Draxxin and Micotil, as well as other U.S. animal-health products are staples of the operation. Bloat and liver abscesses are rare in Argentine fed cattle. "Our rations aren't as hot as in Texas. We only crack corn; we don't steam it."

"But I would like a little bloat because it means I'm pushing the system."
Purchase price of stockers is 40-45¢/lb., the same as for fed cattle. "We look for quality, conformity and black in what we buy." Cattle are weighed upon arrival and at finish. There is no fixed out weight on cattle.
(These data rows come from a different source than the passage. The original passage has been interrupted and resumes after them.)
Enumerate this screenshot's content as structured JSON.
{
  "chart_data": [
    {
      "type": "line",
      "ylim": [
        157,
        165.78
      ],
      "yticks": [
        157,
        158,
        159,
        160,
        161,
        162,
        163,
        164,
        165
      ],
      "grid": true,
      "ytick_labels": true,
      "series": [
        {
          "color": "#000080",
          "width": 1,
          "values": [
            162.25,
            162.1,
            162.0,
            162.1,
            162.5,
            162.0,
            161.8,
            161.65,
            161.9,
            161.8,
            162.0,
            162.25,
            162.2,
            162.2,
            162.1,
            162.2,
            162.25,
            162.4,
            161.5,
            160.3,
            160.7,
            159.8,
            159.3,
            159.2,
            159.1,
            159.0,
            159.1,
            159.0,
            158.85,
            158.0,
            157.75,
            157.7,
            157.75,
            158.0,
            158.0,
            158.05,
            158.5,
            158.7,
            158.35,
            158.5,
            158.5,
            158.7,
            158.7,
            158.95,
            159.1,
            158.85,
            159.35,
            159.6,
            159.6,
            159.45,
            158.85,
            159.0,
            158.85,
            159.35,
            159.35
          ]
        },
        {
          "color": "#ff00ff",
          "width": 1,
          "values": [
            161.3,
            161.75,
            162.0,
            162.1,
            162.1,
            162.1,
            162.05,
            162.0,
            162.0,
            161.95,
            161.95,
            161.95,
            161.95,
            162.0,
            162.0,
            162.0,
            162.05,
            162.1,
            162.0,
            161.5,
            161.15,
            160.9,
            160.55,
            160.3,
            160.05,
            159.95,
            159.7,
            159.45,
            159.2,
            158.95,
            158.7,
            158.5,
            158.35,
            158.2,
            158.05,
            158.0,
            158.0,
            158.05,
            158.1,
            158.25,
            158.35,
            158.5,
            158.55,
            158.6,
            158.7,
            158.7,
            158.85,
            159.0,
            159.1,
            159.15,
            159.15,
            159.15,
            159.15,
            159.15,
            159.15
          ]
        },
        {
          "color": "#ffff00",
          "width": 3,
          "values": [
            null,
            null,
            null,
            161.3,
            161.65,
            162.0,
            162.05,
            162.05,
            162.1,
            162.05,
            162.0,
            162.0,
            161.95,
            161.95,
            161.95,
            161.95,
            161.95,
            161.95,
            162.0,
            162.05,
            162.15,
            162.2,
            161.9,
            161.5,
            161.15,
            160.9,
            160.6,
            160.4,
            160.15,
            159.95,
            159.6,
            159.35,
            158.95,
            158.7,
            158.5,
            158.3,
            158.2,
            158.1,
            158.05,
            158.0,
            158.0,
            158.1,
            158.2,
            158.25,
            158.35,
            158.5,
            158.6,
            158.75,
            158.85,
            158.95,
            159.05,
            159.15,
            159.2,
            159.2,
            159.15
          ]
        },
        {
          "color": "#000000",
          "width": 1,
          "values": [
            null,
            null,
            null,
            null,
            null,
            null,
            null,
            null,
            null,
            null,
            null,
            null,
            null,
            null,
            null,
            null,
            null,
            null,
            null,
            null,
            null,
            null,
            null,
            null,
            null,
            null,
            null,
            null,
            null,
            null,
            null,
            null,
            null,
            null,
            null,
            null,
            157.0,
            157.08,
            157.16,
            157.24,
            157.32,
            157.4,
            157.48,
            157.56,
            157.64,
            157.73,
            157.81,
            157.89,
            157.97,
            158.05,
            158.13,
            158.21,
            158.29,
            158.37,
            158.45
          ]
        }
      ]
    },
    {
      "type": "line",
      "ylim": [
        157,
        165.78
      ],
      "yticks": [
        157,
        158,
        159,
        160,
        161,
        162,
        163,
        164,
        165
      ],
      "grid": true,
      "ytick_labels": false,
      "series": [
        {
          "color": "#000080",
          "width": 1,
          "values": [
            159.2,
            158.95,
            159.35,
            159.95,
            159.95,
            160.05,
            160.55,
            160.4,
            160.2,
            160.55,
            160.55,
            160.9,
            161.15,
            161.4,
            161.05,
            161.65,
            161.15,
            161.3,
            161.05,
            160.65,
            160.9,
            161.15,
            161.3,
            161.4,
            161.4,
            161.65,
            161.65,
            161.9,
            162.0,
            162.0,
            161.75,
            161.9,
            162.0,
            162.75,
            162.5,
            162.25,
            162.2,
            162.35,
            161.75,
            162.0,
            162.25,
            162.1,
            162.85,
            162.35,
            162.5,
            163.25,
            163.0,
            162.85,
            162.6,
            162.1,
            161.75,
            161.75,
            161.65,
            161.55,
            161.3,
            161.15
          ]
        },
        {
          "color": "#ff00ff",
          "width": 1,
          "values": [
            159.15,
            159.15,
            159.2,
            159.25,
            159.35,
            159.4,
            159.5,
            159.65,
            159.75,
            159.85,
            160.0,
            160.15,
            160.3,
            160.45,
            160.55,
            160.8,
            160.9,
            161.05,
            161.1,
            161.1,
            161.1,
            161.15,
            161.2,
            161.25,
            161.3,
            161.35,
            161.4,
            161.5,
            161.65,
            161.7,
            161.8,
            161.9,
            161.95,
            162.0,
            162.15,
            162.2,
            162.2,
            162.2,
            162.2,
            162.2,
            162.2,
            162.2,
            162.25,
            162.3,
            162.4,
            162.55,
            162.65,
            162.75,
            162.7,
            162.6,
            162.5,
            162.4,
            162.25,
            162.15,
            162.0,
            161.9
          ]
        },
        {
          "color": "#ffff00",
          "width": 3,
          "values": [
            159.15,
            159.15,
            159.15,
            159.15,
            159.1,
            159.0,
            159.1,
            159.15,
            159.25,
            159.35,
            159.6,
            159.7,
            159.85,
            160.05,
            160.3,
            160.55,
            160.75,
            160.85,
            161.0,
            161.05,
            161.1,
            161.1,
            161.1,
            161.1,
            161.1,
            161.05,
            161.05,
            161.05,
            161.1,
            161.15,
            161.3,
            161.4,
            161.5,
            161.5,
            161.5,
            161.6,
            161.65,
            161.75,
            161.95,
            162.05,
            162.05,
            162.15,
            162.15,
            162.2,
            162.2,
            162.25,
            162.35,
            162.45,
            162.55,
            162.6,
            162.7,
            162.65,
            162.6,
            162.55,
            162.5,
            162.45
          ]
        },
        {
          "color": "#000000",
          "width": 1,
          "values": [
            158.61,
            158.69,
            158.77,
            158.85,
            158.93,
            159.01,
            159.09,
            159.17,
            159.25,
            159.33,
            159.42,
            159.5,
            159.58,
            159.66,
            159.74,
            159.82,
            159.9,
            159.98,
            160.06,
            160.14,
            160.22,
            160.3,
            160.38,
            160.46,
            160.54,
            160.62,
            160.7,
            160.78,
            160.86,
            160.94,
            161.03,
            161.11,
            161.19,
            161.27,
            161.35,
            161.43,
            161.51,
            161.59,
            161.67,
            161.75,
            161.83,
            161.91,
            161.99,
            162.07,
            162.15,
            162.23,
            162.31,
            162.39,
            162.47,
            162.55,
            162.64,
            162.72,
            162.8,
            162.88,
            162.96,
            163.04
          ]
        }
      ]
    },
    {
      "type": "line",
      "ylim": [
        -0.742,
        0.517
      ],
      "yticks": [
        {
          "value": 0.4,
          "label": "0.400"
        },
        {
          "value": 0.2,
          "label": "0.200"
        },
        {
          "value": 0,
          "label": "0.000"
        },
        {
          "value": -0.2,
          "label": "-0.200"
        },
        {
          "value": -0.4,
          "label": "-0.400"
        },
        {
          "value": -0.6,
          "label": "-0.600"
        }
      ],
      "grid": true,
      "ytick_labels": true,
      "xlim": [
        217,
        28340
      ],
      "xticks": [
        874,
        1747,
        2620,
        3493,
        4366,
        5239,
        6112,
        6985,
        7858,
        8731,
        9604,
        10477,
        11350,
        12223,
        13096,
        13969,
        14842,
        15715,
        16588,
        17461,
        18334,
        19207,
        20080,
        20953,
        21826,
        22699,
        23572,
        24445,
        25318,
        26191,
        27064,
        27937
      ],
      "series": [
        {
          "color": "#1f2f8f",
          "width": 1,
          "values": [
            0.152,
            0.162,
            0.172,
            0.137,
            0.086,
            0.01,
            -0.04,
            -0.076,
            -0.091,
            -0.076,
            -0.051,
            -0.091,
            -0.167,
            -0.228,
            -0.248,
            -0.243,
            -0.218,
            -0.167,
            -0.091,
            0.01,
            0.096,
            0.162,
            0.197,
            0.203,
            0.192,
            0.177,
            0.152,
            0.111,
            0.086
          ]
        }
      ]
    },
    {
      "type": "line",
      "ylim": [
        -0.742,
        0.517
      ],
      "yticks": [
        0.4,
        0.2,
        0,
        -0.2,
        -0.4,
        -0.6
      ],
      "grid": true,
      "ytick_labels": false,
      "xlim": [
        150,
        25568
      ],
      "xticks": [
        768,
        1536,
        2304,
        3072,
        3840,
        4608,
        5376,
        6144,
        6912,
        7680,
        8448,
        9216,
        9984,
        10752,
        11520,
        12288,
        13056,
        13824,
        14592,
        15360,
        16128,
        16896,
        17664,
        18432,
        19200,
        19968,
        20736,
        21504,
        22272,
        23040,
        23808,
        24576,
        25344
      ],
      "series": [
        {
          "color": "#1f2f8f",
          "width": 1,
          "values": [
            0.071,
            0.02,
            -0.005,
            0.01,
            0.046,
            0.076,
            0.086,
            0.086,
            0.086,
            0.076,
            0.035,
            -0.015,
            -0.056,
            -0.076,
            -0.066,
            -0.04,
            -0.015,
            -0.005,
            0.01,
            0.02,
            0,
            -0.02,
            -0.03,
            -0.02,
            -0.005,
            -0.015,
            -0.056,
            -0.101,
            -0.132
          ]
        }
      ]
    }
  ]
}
Cattle generally are shipped after a 300-lb. gain and sold on the rail. "There is a demand for each product. Export and retail like big cuts; restaurants and home consumers want small cuts."

Fed cattle are quality graded on a days-on-feed basis rather than fat, as is the case in the U.S. The average carcass weight is 500 lbs. Feed conversions run higher than in the U.S., de Achaval says -- 6.2 vs. 5.6, which he attributes to the use of less processed feed in Argentine feeding. "Our cattle are raised on grass and finished on grain but we can't afford 200 days on feed because of the price of corn." Parasitic wasps are used to control flies.

de Ascheval isn't a proponent of mandatory animal ID. While he acknowledges the advantages of individual-animal management that individual animal ID makes possible, and is impressed by the national ID systems of England and Canada, he says, "they don't make any money off of it. If you can get ranch traceability, that's all you need."

He expects cattle feeding to expand greatly in Argentina, the result of greater competition from crop production for the best land. "Good land in Argentina is worth as much as good land in Iowa. It doesn't pay to have a grazing animal gaining just 1 lb./day on it," he says.